1-Remove template plates from freezer and let thaw (approximately 10 min).
2-Place each template plate in a 9600 PCR reaction tube base and centrifuge at 3,000 x g for 2 min (program#40 on the Jouan centrifuges) to spin down any droplets on the top or sides of tubes.
3-Set up empty PCR reaction tubes in a 9600 tray/retainer/base set.
4-Add 5 µL of template to PCR reaction tubes.
Note: It is easiest to remove template by poking through the foil cover on the template plate with the tip of a Pipetman. Make sure at least 1 µl of template remains in the tube after removing the 5 µl for the sequencing reaction.
5-Remove sequencing reagents from the freezer and let thaw. Once thawed, place immediately on ice.
·Terminator mix (contained in the Applied Biosystems PRISM READY REACTION Dye Deoxy Terminator Cycle Sequencing kit)
M13 (-21) universal primer (contained in the kit), or:
a unique sequencing primer, at a concentration of 0.8 pM/µl
6-To the 5 µl template add:
Note: To save time and pipetting steps, you can prepare a sequencing "cocktail" containing terminator mix and H2O (and primer, if many of the reactions use the same primer), then add the appropriate amount of cocktail to each reaction tube.
7-Immediately place tubes in the 9600 thermal cycler and start program 7.
Program 7 cycle parameters:
96 °C, 15 sec
50 °C, 1 sec
60 °C, 4 min
repeat for 25 cycles, then:
4 °C hold forever
(total run time for program 7 is approximately 2.5 hr)
Purification of Sequencing Reactions
The excess dye-labeled dideoxy dNTP's must be separated from the sequencing reaction products. This is accomplished by running the reactions through mini Sephadex G-50 columns, in a 96-well format.
1-Rehydrate Sephadex G-50 Fine (Pharmacia, product # 17-0573-02) by adding approximately 15 mL dH2O per gram of Sephadex and autoclaving, or heating at 90° C for 1 hour. Alternatively, the Sephadex can be rehydrated overnight at room temperature.

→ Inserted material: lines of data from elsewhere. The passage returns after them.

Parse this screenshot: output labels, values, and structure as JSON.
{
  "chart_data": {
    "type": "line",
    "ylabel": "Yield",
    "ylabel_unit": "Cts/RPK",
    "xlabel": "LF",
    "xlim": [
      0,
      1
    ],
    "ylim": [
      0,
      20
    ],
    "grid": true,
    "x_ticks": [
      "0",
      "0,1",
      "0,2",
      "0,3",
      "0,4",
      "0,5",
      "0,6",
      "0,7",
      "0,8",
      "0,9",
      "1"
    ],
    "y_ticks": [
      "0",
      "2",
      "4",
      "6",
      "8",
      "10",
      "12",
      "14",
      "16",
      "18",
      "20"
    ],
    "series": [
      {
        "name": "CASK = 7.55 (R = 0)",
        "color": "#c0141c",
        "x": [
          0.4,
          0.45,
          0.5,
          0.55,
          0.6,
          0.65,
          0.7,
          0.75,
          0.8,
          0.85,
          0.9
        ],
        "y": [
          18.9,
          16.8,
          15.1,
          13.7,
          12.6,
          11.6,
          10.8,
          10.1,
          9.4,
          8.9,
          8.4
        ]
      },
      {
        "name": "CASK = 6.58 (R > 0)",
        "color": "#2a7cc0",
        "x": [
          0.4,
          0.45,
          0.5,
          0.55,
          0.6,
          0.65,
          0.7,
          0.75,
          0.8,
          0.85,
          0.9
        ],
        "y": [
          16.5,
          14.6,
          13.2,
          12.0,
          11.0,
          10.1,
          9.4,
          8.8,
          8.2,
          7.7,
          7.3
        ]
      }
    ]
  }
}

Note: To discourage bacterial and fungal growth, rehydrated Sephadex should be stored at 4° C and warmed to room temperature before use. Always check for contamination before using. Sodium azide may be added as a preservative (add 1 /1000 volume of a 5% sodium azide stock in water); however, sodium azide is extremely toxic and must be handled with great care and disposed of properly.
2-Remove excess H2O from the Sephadex beads with a pipette (washing to re move fine particles is not required).
3-Add approximately 350 µl of the Sephadex slurry to the wells of a Silent Monitor 96-well 0.45 µm loprodyne filter plate (Pall Europe Ltd., Portsmouth, England, product # SMO45LP). If only processing one plate, prepare a centrifuge balance plate by adding water to the wells of another Silent Monitor plate.
4-Place each plate on top of two paper towels folded in half (to soak up the water that spins out) and centrifuge at 1500 x g for 2 min (program 41 on the Jouan centrifuges).
5-Repeat steps 3 and 4 until wells are full and Sephadex is flush with the top of the plate. If wells become too full, scrape off the excess Sephadex. Keep the same plate orientation for each spin, and be sure to change paper towels as neces sary.
6-Set up empty 9600 PCR reaction tubes in a tray/retainer/base set.
7-Place the Silent Monitor plate on top of the PCR reaction tubes.
8-Pipet each of the 20 µl dye terminator reactions onto the Sephadex resin. Be very careful to load the samples slowly, and pipet directly into the center of each column.
9-Centrifuge at 750 x g for 2 min (program 42 on the Jouan centrifuges). Spin plates in the same orientation as before.
10-Remove and discard the Silent Monitor plate. The Sephadex resin should be pink and the eluant colorless.
11-Dry samples in a vacuum dessicator and resuspend in gel loading buffer.